Прошел месяц, другой. Лера не жила с матерью в Хоне-Десновой, она жила в поселке Новостройном, что примерно в сорока-пятидесяти километрах. Лера устраивалась там на работу и возвращаться в институт не собиралась. И, как оказалось, не только потому, что хотела быть возле одинокой и разом постаревшей матери.
Когда Лера не ответила на мое письмо, которое я послал в Новостройный «до востребования», я не встревожился. Я спокойно ждал начала занятий в институте, чтобы прибыть в Москву и, как всегда пробравшись через ряды сокурсников, сесть возле Леры в лекционной аудитории, а уж там (шепотом) расспросить ее, как и что. После лекций, проводив Леру, я поднимусь к ним домой, и вот Лера и Анна Романовна за чаем с печеньем уже подробно расскажут об Иннокентии Сергеевиче – о том, что они там видели и что узнали о последних годах его жизни… Кажется, я даже предчувствовал, как приятно будет в тот час пить у них чай – сидеть за круглым столом, под низко висящей, неяркой лампой, протягивая раз за разом руку к печенью, что в расписной небольшой вазе.
Как вдруг я получил от Леры письмо, совсем краткое и показавшееся мне грубоватым. Лера писала, что наконец-то она «живет настоящей жизнью». И что я был совершенно прав, стократ прав, когда говорил ей о том, что мы слюнтяи и что живем жизнью наперед запрограммированных, жалких специалистов, в то время как настоящая жизнь с запахами, звуками, красками проходит от нас вдали.
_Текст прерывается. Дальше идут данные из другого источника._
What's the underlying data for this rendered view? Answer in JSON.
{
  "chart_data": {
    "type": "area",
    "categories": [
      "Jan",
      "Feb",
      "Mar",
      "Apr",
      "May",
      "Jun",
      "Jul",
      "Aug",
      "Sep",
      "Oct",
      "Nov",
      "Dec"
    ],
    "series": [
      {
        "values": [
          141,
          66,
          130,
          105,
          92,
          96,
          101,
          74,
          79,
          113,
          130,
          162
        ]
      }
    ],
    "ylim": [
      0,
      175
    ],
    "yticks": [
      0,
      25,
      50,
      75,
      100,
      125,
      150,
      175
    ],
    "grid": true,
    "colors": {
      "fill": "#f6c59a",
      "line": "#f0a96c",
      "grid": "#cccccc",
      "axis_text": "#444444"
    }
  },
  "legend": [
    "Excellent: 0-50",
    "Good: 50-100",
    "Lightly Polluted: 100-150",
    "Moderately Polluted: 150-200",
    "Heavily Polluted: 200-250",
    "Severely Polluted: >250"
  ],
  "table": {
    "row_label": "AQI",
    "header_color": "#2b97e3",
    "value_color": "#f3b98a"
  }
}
На том письмо и заканчивалось, как бы обрывалось, но в конце была еще более краткая приписка, которая меня больно ударила: я и влюбилась тут тоже по-настоящему! – приписала Лера, поставив восклицательный знак очень ясно и четко.
В тот же вечер я помчался на наш небольшой вокзал и отправился в Новостройный. По расстоянию да и по карте (поскольку ехать с Урала на Урал) было туда не слишком далеко, но, поскольку ехать в Зауралье приходилось местным поездом, с пересадкой и с дополнительным ожиданием, связанным с четными и нечетными днями, это оказалось вовсе не близко. Я добирался почти вдвое больше, чем до далекой Москвы.
Сердце мое ныло; я старался как-то отвлечься, не думать, через ноющую боль занимал себя (и словно бы уже утешал) мыслью о приобщенности; так или не так, но теперь я тоже, как и Лера, буду там и буду приобщен к тем людям, к той их страдальческой жизни. Старый вагон тяжело клацал, затем он так неохотно скрежетал при разгоне, а разогнавшись – чугунно, пугающе гудел. Так и было: я спешил к Лере, а выбранный мной в герои Леша-маленький спешил догнать ушедшую через горы старательскую артель. Каждый в своем времени, мы оба спешили.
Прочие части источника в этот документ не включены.